Labor and Delivery Unit Privileges - Essentially every physician who delivers babies can make use of diagnostic ultrasonography for a limited number of applications that often arise suddenly and can have significant impact on patient care.2 These applications include the diagnosis of:
- fetal life
- fetal number
- fetal presentation
- assessment of amniotic fluid
- assessment of placental location
Numbers and Outcomes
- Specific courses and number of hours of formal learning
- Number of directly supervised scans
- Total number and types of scans performed, including standard examinations, labor and delivery scans, emergency department scans and sonographically guided procedures performed
- Accuracy of gestational age assessment by correlation of eventual delivery date and gestational age at birth
- Accuracy of fetal anatomic survey by follow-up of infants suspected of having fetal anomalies or those in whom fetal anomalies were missed.
SECTION VI - MISCELLANEOUS ISSUES
- Quality assurance of courses is important and can be fostered through the AAFP prescribed credit mechanism using expert physicians within the AAFP or in other professional organizations.
- The public health implication of expanding family physicians' use of diagnostic ultrasound is improved access to care for patients.

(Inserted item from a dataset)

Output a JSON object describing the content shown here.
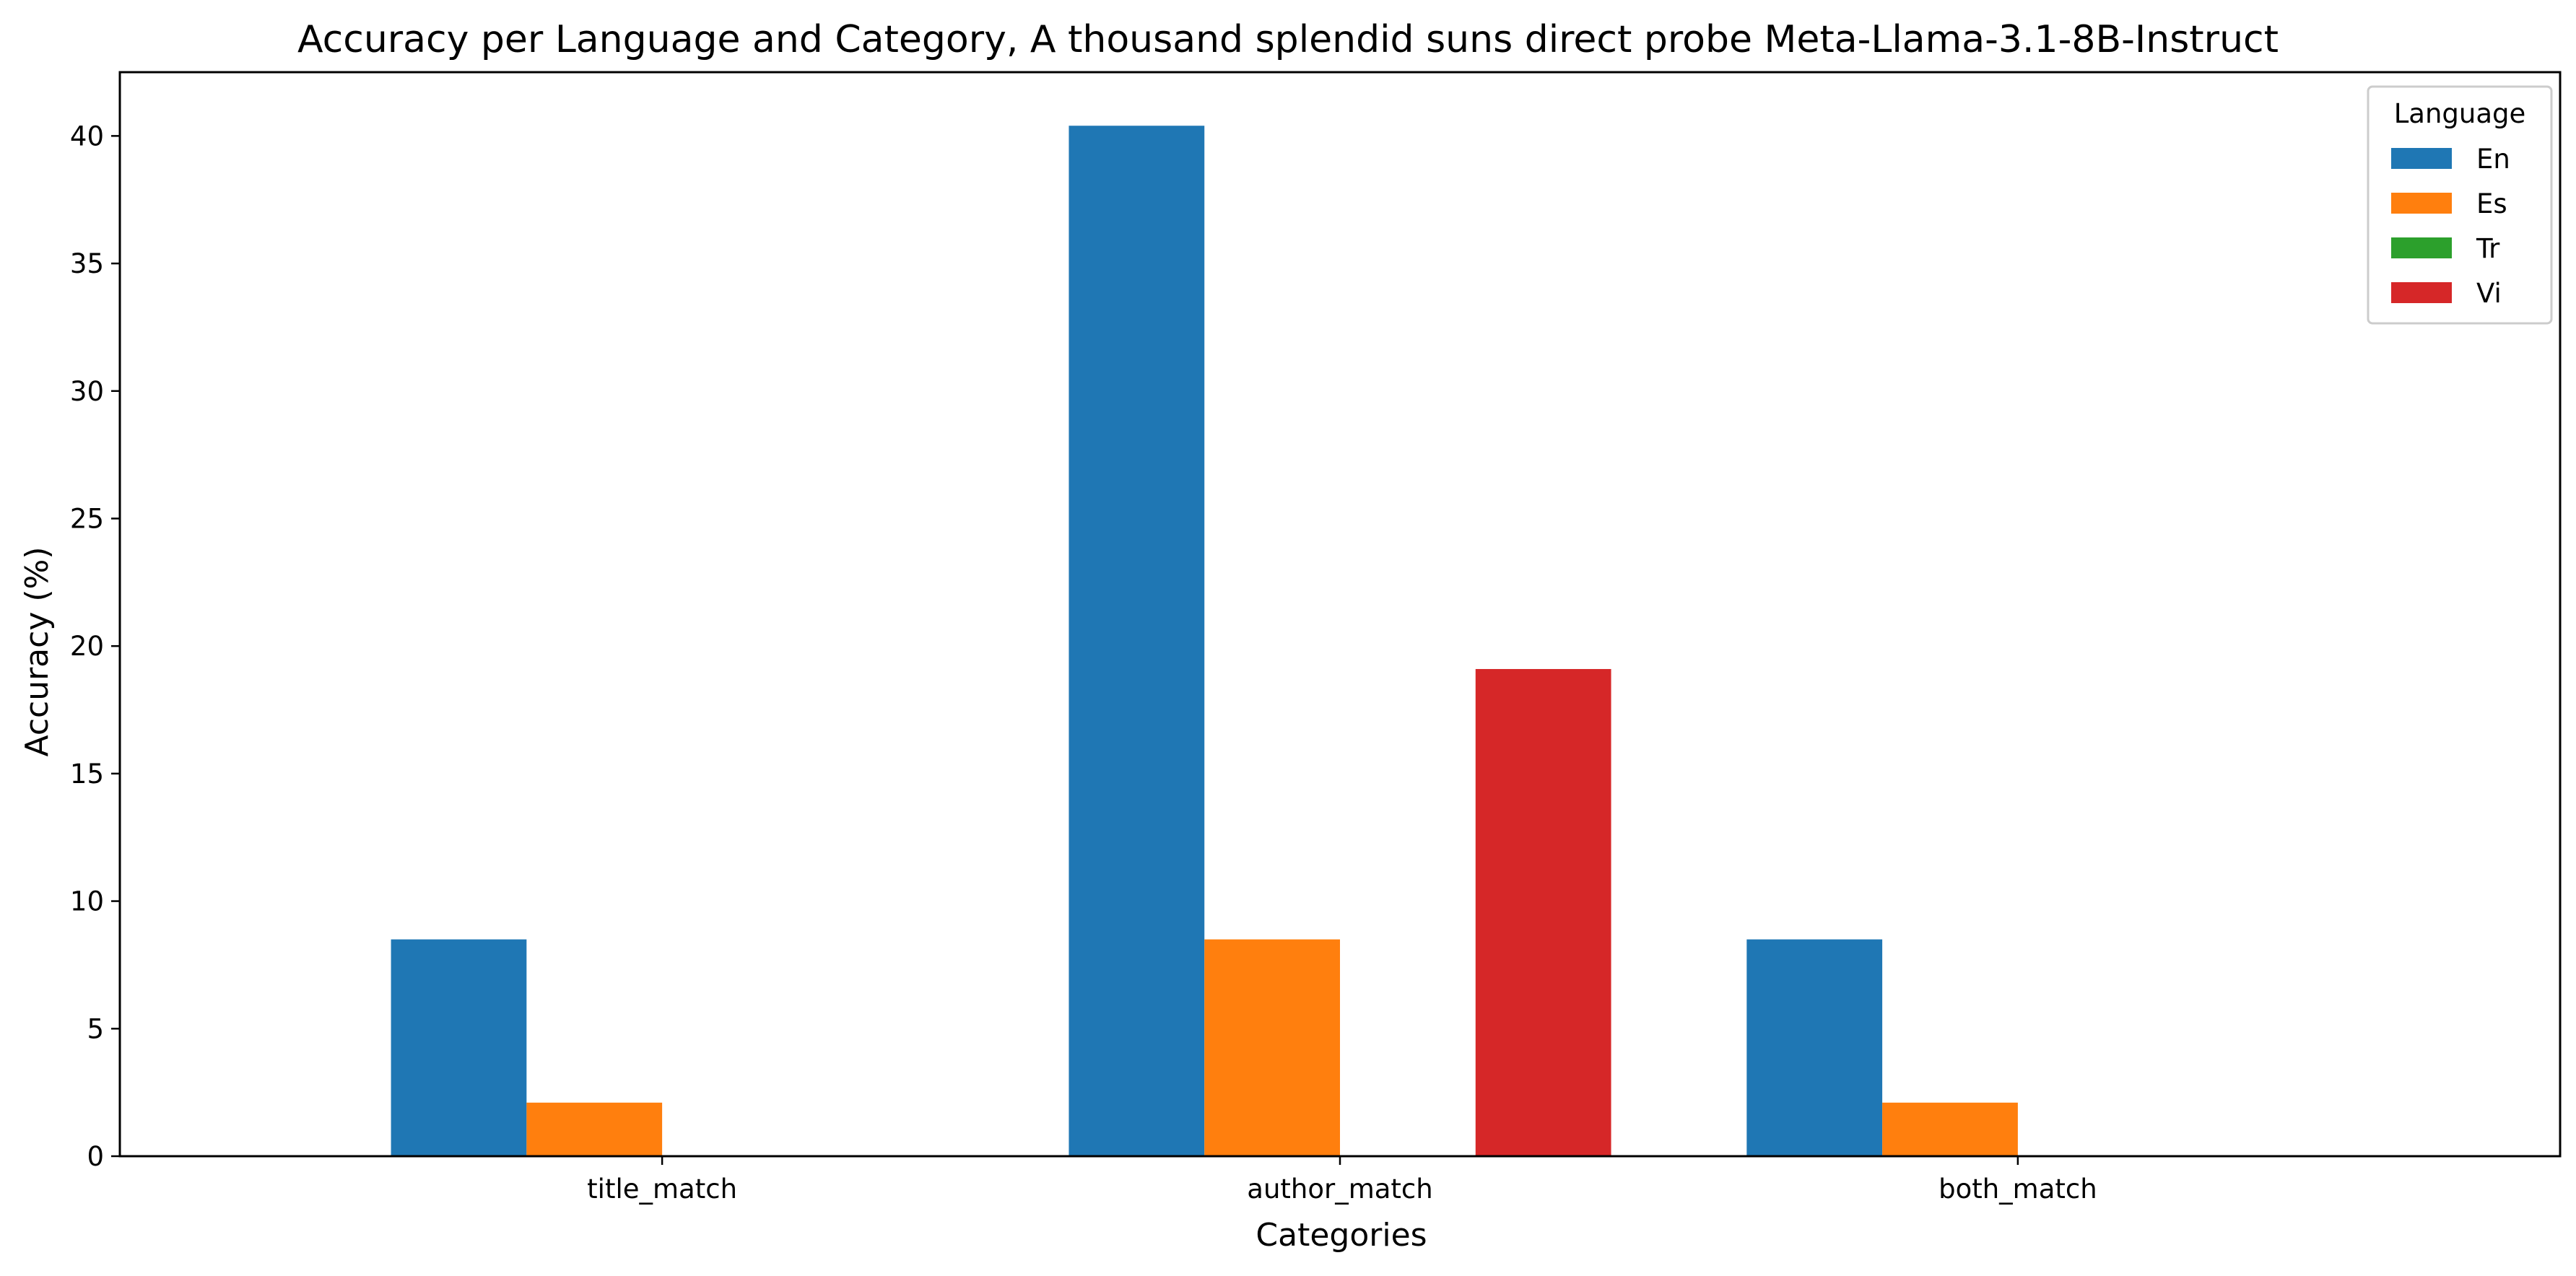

- The financial implications of expansion of obstetric ultrasound skills for family physicians include the cost savings inherent in improved access. The implications for practicing physicians include the revenue generated by this procedural skill and enhanced attractiveness to managed care providers of practices that can provide more complete services.
- The main educational research agenda item is clear definition of competency-based measures required for profiles in ultrasound, and analysis of outcomes would be equally important.
- Kwolek DS, Witzke D, Sloan DA. Assessing the need for faculty development in women's health among internal medicine and family practice teaching faculty. J Wom Health & Gen-Bas Med 1999;8(9):1195-1201.
- Deutchman ME, Hahn R. Obstetric ultrasonography. Prim Care 1997;24(2):407-31.
- American Academy of Family Physicians. Management of Maternity Care (MOM Care). Leawood, KS: American Academy of Family Physicians; 1996.
- Hale RW. Working to resolve the ultrasound accreditation debate. ACOG Today 2000;44(6):9.
- American Academy of Family Physicians. Survey of procedural skills. Leawood, KS: American Academy of Family Physicians; 1999.